I thought the grass mat was cool, when i was like 10 years old


----------



## C&O Railfan (Apr 13, 2012)

A 4X8 is what I have for nowa and it'll be coming up in a year or so. Thus, I don't want to get too elaborate. Thought maybe a cheap piece of mat might look better than just plywood, but i've also never seen it


----------



## joed2323 (Oct 17, 2010)

by all means if this is what you want to use then use it. This is your layout, if it makes you happy with whatever you use, then use it. All that matters is what looks good and works for you.:thumbsup:

You can use the grass mat and you could always add a few diff things to enhance your scenery.


----------



## shaygetz (Sep 23, 2007)

This is Herpa, a European brand..because I want a more tinplate look for my N scale scenery, I use it. I would not recommend it for any other look as there is no such thing as perfectly flat terrain, not even a putting green...

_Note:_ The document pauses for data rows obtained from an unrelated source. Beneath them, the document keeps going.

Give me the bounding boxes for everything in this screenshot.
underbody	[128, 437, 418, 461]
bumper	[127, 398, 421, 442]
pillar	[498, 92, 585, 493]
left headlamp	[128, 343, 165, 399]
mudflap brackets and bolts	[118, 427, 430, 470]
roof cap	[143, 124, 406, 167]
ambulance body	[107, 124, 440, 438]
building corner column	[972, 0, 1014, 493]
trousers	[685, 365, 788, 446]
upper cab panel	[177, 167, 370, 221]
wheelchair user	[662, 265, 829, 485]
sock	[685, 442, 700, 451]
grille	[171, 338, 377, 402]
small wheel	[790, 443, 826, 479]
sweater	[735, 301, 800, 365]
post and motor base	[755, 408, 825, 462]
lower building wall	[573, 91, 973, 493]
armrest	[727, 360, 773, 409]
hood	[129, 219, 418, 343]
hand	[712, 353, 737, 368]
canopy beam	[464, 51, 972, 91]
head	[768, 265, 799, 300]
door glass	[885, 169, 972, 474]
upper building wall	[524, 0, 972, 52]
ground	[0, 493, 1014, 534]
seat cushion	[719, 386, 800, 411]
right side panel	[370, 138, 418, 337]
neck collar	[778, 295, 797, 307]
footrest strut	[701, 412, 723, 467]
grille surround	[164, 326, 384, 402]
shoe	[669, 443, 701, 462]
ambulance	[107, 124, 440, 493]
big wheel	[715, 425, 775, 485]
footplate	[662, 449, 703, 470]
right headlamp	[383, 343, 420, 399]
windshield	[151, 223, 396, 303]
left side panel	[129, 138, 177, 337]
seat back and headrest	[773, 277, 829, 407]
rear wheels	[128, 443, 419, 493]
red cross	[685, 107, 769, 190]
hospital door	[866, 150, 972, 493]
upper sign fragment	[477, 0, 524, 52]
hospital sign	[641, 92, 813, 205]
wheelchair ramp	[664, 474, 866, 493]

My other scenic work, using Woodland Scenics ground foam...










...big difference.


----------



## C&O Railfan (Apr 13, 2012)

Wasn't trying to contradict you at all, joed. I appreciate the input. I just had not seen the stuff other than internet pics so I was looking for a second (or third or fourth...) opinion. Definitely a big difference in the pics posted above. I'd probably not use it on a permanent layout but for the time being... I'd take any other input on what to use for now that would be easy to remove later too. I'd like to be able to re-use what I have now later on, rather than scrap it.


----------



## joed2323 (Oct 17, 2010)

railfan- its cool. im not to sure how you could reuse the grass mat though? I think you would have to secure the mat to the layout somehow with 3m adhesive or something maybe like hot glue, when you go to rip it up to reuse it, it my tare on you... How much is a roll of the grass mat by the way?


----------



## C&O Railfan (Apr 13, 2012)

I figured I would throw out the grass mat, if I used it. I was actually hoping for something I didn't have to glue down, though, so, if I have to glue it solid, that wouldn't be what I'm after either. Stuff only runs about $20, which was my biggest draw, but I'll probably pass it up.


----------



## joed2323 (Oct 17, 2010)

Im not really sure if they even make anything that you dont have to glue down, most if not all scenery items need to be glued. If you have foam on your layout, alot of trees can just be pushed into or stuck in the foam, no need to glue those.. I may be wrong though


----------



## gunrunnerjohn (Nov 10, 2010)

Shay, that bridge shot with the water is truly a work of art! :thumbsup:


----------



## T-Man (May 16, 2008)

I have used a grass mat. Over time they tear, but that is the best part. I glue them to foam and paint, brown, black or tan and use then for loads. O or HO no difference to me.


----------



## joed2323 (Oct 17, 2010)

Nice idea t-man!


----------



## seabilliau (Dec 12, 2011)

C&O Railfan said:


> Anyone use any type of grass mat? If so, what kind/brand? Pics would be nice too


I plan on using nice bright green velour bake one for my 4'x4 layout. I think the real question is what you plan on using it for.


----------



## JRich52804 (Nov 6, 2011)

C&O Railfan said:


> Anyone use any type of grass mat? If so, what kind/brand? Pics would be nice too


I used woodland scenics grass mat on my layout. Right now it is most noticeable in the middle "town" area of my layout. I also cut pieces and use them in other places. It has vinyl backing and I did not glue it down, but stapled it down with a staple gun. 

I was very new to scenery when I started my layout so the grass mat was easy. I have since tried some other techniques that definitely look better, but I am happy with a mix of the grass matt and more advanced scenery techniques for now. I have a long way to go still before my scenery is even close to being done.

There are pictures of my layout in my profile, just click on my username and you can see how it looks if you are interested.


----------



## Carl (Feb 19, 2012)

Grass mats seem to be just that, a mat. Ground foam really does a much better job.


----------